By four in the afternoon, my phone was dead in my pocket. I was still leaning against that wall, when the air alert was cancelled, and the crowd moved up towards the exit. The enemy releases us from the underground – “go now and chop your salads.” The extreme tiredness mixed with depression that was hunting me for weeks in my hometown finally got me for real, on the last day of the year. I felt I was fading, when we got home, and I told Asia and Svitlana I needed to lie down. When I opened my eyes, it was very quiet. The light in my room was on, and the TV in the living room was off. I suddenly realized it was New Year’s Eve and I got terrified that I slept it all through. Fortunately, it was only a quarter to midnight. Svitlana was furious, however, she said I did not respond when they knocked and assumed I was decidedly ignoring the calls. “Why didn’t you enter the room? I could have been dead…” I wondered and begged her to forgive me as she had to cook the entire dinner for us alone. After I poured us drinks, we hugged at the dinner table just in time for Zelensky’s address to the nation. A pre-recorded New Year concert followed, but I only remember it because it was then, shortly after midnight, that loud explosions resumed. One, two, three – I counted. Telegram channels reported the drone attack on Kyiv, but they reassured us that the air defence was downing them all. The explosions continued and Svitlana was reading the incoming updates for us, as I suddenly stood up, quickly hugged her and without washing my face, went back to bed.

The next morning I finally felt rested. Asia, after her party with friends, and Svitlana, after the drone all-nighter, were still catching up on sleep. I made a coffee and got online to read about yesterday’s strike on Hotel Alfavito, two blocks from Pecherska station where we were hiding. In the afternoon, three of us went there to see the damage. There was a lot of broken and shattered glass on the pavement, making a cracking noise as we were stepping on it. I picked up a piece and put it in my pocket. The windows of the Palace Ukraine, the country’s major concert hall one block away, were also blown. The crossroads near the hotel was blocked by police, and we were turned away without seeing the details of the destruction. I looked around, there was a continuous flow of people doing exactly that – walking up to the blocked crossroad to see the damaged hotel, standing in the distance, secretly taking photos, and walking back. I watched that moving flow for a while – it would have been great to film with a steady camera – a war ritual, a reality check, a job of witnessing, a form of disaster tourism, pure curiosity, an expression of care, none of the above.

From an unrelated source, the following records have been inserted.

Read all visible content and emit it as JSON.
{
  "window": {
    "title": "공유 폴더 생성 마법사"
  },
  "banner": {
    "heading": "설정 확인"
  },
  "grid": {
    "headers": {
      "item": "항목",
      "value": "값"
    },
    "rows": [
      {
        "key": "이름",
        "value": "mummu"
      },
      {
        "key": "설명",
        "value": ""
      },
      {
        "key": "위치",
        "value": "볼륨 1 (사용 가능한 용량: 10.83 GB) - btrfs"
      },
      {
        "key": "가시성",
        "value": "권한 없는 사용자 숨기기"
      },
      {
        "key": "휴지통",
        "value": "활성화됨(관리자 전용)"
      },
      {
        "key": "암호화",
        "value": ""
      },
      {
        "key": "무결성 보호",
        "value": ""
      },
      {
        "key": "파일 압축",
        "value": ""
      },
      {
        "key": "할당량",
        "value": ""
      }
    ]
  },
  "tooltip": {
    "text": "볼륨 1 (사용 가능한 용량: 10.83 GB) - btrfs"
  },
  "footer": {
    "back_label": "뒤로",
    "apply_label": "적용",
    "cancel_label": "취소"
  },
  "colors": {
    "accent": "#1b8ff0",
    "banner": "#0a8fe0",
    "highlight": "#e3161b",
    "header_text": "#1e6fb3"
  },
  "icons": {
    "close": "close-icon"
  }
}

On January 3rd, I was on my way home. The curfew time, again, made me arrive at the station way before my scheduled departure. Svitlana dropped me off making sure she is back in time to avoid detention. I walked around the station, all decorated for the holiday season, as I stumbled upon the imitation of an electronic board leaning against the escalator to tracks that listed all temporarily inexistent train routes that stopped operating on the occupied territories. Kyiv – Peremoha. Kyiv – Simferopol. Kyiv – Luhansk. Kyiv – Sevastopol. Kyiv – Lysychank. Kyiv – Mariupol. Kyiv – Yevpatoria. Kyiv – Donetsk. Kyiv – Melitopol. Kyiv – Berdiansk. Kyiv – Kerch. All in green. And only one of them was in white letters – now operating route Kyiv – Kherson. It designated the direction in which de-occupation will proceed. And finally, on the third day of the new year, I sensed the beginning of something. I did not make a wish when the clock struck midnight, and I usually never make New Year wishes, but this time I had to, and I whispered: “Let it be the beginning of the end.”